Boston Children’s Hospital was the site of the first fetal surgery on a blood vessel in the brain.
The Boston Globe via Getty Images
For the first time, surgery has fixed an abnormal blood vessel in a fetus’s brain. The baby – who has a rare condition called vein of Galen malformation – was born without complications, indicating the procedure can safely treat infants.
The vein of Galen malformation forms before birth when arteries in the brain connect back to the central vein of the limb. This dilates this vein and allows more blood to flow through, putting pressure on the heart and lungs and depriving the brain of oxygen. Babies with this condition usually develop heart failure and stroke-like symptoms within days of birth.
“There are too many patients we can’t help even with the best standard of care,” says Darren Orbach at Boston Children’s Hospital in Massachusetts. Before babies with this condition are born, the placenta helps relieve some of the pressure. Once they are born, it may be too late to perform surgery. “They unfortunately die despite our best efforts, or they are left with severe brain injuries,” he says.
Orbach and colleagues performed surgery to correct the malformation in a fetus at 34 weeks and 2 days gestation. MRI scans revealed that the central vein was more than 14 millimeters in diameter. “When the vein width is 8 millimeters or more, we know with 90 percent certainty that the baby is going to be very sick after birth,” Orbach says. “It was one of the more aggressive deformities we’ve seen.”

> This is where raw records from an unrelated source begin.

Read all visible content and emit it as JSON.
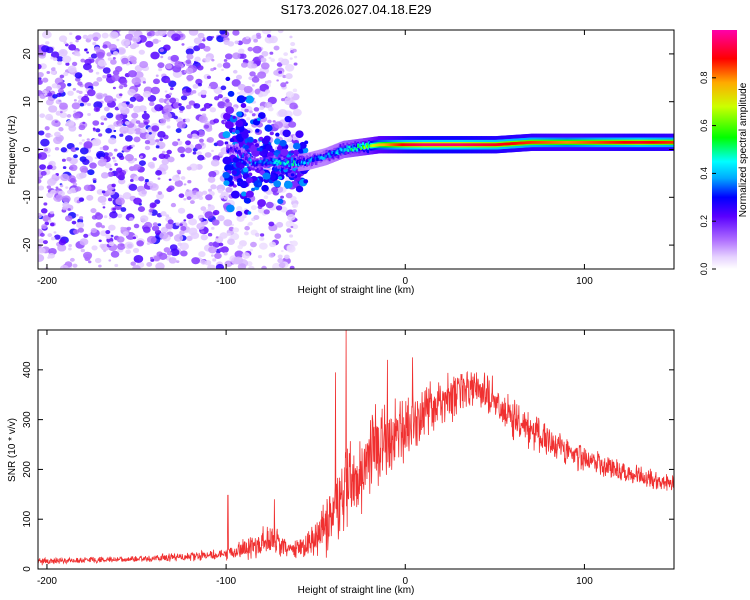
{
  "title": "S173.2026.027.04.18.E29",
  "chart_data": [
    {
      "type": "heatmap",
      "xlabel": "Height of straight line (km)",
      "ylabel": "Frequency (Hz)",
      "xlim": [
        -205,
        150
      ],
      "ylim": [
        -25,
        25
      ],
      "xticks": [
        -200,
        -100,
        0,
        100
      ],
      "xtick_labels": [
        "-200",
        "-100",
        "0",
        "100"
      ],
      "yticks": [
        -20,
        -10,
        0,
        10,
        20
      ],
      "ytick_labels": [
        "-20",
        "-10",
        "0",
        "10",
        "20"
      ],
      "colorbar": {
        "label": "Normalized spectral amplitude",
        "range": [
          0,
          1
        ],
        "ticks": [
          0.0,
          0.2,
          0.4,
          0.6,
          0.8
        ],
        "tick_labels": [
          "0.0",
          "0.2",
          "0.4",
          "0.6",
          "0.8"
        ]
      },
      "ridge": {
        "x": [
          -95,
          -85,
          -75,
          -65,
          -55,
          -45,
          -35,
          -25,
          -15,
          -5,
          0,
          10,
          30,
          50,
          70,
          90,
          110,
          130,
          150
        ],
        "freq": [
          0,
          -3,
          -2.5,
          -3,
          -2.5,
          -1.5,
          0,
          0.5,
          1,
          1,
          1,
          1,
          1,
          1,
          1.5,
          1.5,
          1.5,
          1.5,
          1.5
        ],
        "amplitude": [
          0.25,
          0.35,
          0.4,
          0.45,
          0.35,
          0.35,
          0.45,
          0.55,
          0.75,
          0.85,
          0.9,
          0.95,
          0.95,
          0.9,
          0.85,
          0.8,
          0.85,
          0.9,
          0.85
        ]
      },
      "noise": {
        "x_range": [
          -205,
          -60
        ],
        "freq_range": [
          -25,
          25
        ],
        "amplitude_range": [
          0.05,
          0.3
        ]
      }
    },
    {
      "type": "line",
      "xlabel": "Height of straight line (km)",
      "ylabel": "SNR (10 * v/v)",
      "xlim": [
        -205,
        150
      ],
      "ylim": [
        0,
        480
      ],
      "xticks": [
        -200,
        -100,
        0,
        100
      ],
      "xtick_labels": [
        "-200",
        "-100",
        "0",
        "100"
      ],
      "yticks": [
        0,
        100,
        200,
        300,
        400
      ],
      "ytick_labels": [
        "0",
        "100",
        "200",
        "300",
        "400"
      ],
      "color": "#f03030",
      "envelope": {
        "x": [
          -205,
          -150,
          -120,
          -100,
          -85,
          -75,
          -65,
          -55,
          -45,
          -35,
          -25,
          -15,
          -5,
          5,
          20,
          35,
          45,
          60,
          80,
          100,
          120,
          150
        ],
        "mean": [
          15,
          20,
          25,
          30,
          45,
          60,
          40,
          45,
          90,
          150,
          200,
          250,
          270,
          300,
          335,
          360,
          355,
          300,
          255,
          220,
          195,
          170
        ],
        "spread": [
          8,
          8,
          10,
          15,
          30,
          35,
          20,
          30,
          80,
          120,
          100,
          100,
          80,
          70,
          60,
          50,
          50,
          45,
          35,
          30,
          25,
          20
        ]
      },
      "spikes": [
        {
          "x": -33,
          "y": 480
        },
        {
          "x": -39,
          "y": 395
        },
        {
          "x": -10,
          "y": 420
        },
        {
          "x": 4,
          "y": 425
        },
        {
          "x": -99,
          "y": 148
        },
        {
          "x": -73,
          "y": 140
        }
      ]
    }
  ]
}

The woman carrying the fetus was given spinal anesthesia prior to surgery and the fetus was also given an injectable anesthetic to prevent it from moving during the procedure. After this a needle was inserted into the uterus. Ultrasound imaging helped target it to the back of the fetal head, where the malformation was located.
The surgeons gently push the tip of the needle into the vein. A catheter placed through the needle was then used to insert special metal coils into the extra space created by the deformity. These coils reduce the amount of blood flowing through the vein. The surgery lasted less than 2 hours.

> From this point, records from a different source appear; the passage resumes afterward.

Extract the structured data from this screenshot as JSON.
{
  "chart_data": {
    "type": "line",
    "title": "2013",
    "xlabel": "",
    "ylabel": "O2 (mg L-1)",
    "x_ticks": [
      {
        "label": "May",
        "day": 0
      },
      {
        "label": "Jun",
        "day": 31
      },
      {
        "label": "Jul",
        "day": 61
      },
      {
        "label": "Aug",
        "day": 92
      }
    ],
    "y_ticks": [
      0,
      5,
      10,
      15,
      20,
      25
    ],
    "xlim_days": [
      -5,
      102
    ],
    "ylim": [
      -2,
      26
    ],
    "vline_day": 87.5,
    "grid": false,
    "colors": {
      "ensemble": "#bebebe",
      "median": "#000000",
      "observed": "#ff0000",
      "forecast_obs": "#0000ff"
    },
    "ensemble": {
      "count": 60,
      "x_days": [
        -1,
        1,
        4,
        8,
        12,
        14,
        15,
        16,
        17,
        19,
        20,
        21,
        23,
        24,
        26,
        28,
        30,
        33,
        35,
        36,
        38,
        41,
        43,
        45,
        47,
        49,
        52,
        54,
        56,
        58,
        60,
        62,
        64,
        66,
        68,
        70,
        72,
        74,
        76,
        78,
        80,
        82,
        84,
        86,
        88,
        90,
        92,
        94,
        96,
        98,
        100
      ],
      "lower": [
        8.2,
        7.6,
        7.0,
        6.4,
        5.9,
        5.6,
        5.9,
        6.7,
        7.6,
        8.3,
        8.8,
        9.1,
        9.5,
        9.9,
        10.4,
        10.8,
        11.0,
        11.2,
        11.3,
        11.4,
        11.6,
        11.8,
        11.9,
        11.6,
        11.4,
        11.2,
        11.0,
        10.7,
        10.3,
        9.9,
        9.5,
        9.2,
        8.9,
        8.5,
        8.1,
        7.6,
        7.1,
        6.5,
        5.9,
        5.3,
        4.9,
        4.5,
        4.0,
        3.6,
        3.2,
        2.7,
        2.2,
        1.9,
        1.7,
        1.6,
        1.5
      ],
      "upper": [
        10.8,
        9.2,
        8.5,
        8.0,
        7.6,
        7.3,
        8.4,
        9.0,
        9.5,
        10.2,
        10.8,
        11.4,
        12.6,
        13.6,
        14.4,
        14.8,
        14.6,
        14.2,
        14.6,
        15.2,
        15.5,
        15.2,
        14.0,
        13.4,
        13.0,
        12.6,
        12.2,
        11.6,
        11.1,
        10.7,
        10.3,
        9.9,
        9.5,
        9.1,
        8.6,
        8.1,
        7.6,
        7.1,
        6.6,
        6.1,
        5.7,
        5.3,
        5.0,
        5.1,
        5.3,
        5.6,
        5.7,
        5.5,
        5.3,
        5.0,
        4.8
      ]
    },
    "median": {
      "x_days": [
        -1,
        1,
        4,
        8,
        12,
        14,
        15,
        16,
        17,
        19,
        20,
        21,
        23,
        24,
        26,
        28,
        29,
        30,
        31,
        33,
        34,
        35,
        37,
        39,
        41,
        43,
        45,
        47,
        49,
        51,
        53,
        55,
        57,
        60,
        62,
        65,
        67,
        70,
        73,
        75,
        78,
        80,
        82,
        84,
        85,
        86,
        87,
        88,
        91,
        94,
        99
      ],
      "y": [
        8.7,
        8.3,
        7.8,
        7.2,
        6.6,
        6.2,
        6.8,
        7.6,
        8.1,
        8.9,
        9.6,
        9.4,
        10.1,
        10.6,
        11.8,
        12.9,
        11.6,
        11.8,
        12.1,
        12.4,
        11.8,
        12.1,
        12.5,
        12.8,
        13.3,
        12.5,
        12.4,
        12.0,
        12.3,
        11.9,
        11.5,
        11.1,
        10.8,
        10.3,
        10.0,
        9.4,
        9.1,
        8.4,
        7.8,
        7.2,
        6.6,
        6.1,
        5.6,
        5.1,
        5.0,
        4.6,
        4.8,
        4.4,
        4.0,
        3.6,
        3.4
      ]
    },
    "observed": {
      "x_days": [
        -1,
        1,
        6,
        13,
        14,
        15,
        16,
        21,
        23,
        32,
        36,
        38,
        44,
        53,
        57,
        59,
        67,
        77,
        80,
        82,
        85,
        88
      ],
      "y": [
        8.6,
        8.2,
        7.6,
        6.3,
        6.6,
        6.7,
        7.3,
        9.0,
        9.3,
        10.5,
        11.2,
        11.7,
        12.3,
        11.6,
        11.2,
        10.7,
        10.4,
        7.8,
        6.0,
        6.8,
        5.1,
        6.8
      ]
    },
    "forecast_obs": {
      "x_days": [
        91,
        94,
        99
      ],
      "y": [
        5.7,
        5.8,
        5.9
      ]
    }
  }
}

An ultrasound a day later showed a 43 percent decrease in the amount of blood pumped by the fetal heart. MRIs taken before and after surgery also showed that the vein had shrunk to about 5 millimeters in diameter. The baby was born two days later prematurely without any complications. He did not require cardiac medications or additional surgery.
“It was remarkable because these kids are usually so dramatically ill,” says Orbach. They say the baby, who is now 7 weeks old, still appears to be healthy.

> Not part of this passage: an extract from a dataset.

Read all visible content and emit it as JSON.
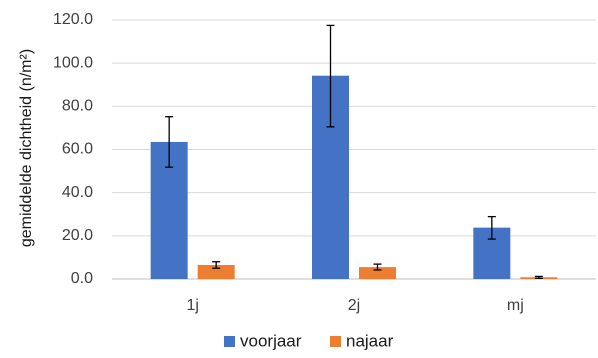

This surgery is a promising approach to preventing brain injury and death in infants with vein of Galen malformations, which can’t be treated after birth, says courtney wusthoff at Stanford University in California. “The downside is that any time you’re doing a fetal procedure, there’s a risk of complications and, in particular, preterm birth,” she says.
“It’s obviously very exciting to have this result in the first patient, but it’s really the first patient. We have to do the science and demonstrate that it works on patients,” says Orbach, who will study with an additional 19 participants. I am planning to have surgery.